When self-assessment returns are submitted online, the tax liability has to be calculated in accordance with HMRC’s own tax calculation specifications. If the tax calculator isn’t able to compute the tax liability correctly, the return will be rejected. This is known as an exclusion.
However, in the 2016-17 tax year, a number of inaccuracies were discovered in HMRC’s own tax calculations, mostly relating to the interaction between the allowances for savings and dividend income; personal allowance; and the higher and additional rate tax bands.

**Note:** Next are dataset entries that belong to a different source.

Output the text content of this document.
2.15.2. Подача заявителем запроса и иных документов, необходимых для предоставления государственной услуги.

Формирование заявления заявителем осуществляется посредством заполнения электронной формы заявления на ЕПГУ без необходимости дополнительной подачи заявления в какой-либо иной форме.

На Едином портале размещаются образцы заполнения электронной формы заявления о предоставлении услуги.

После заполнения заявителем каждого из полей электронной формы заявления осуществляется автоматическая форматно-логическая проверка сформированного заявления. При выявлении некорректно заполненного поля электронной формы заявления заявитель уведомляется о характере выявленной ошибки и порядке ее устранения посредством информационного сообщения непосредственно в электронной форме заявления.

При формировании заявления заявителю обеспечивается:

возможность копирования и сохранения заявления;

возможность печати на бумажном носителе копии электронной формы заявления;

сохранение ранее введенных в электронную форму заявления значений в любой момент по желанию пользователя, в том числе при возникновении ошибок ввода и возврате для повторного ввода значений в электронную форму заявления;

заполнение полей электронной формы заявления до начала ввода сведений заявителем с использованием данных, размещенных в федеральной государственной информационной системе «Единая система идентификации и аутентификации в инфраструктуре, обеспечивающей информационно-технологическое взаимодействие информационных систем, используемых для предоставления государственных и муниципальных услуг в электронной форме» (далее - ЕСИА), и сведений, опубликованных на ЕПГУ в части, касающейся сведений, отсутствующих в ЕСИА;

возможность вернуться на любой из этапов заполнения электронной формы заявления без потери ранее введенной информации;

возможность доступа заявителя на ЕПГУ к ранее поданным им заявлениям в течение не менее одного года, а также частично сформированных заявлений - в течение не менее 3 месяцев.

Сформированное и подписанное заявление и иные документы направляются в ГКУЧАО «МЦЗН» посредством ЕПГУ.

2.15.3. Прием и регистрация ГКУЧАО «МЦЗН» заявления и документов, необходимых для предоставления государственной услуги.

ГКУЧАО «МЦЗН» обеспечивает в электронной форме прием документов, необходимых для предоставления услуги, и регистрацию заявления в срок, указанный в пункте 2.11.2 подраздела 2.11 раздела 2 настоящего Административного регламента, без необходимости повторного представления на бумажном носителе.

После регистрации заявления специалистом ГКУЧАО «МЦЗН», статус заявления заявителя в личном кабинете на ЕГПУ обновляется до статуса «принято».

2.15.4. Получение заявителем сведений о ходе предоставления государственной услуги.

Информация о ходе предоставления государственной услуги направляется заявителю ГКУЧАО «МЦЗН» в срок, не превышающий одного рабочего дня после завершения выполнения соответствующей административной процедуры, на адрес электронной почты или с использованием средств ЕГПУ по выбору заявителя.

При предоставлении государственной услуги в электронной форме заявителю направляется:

The errors stemmed from a failure to take into account four complex tax allowances, some of which were introduced at the beginning of the April 2016 tax year. The exclusions meant accountants were required to file many returns in paper form.
Any taxpayer who has been affected will have received a new SA302 (evidence of earnings) calculation, together with advice on what they need to do, by the end of November. However, HMRC will not have sent a copy of the new calculation to accountants.
We advise all our clients who have been affected by this error to forward any communications sent by HMRC to us without delay so that we can check your calculations for you.
Tax payers should still file their next self-assessment return online by January 31st 2019, as well as paying their estimated balance for 2017-18 and their first payment for 2018-19 by the same date.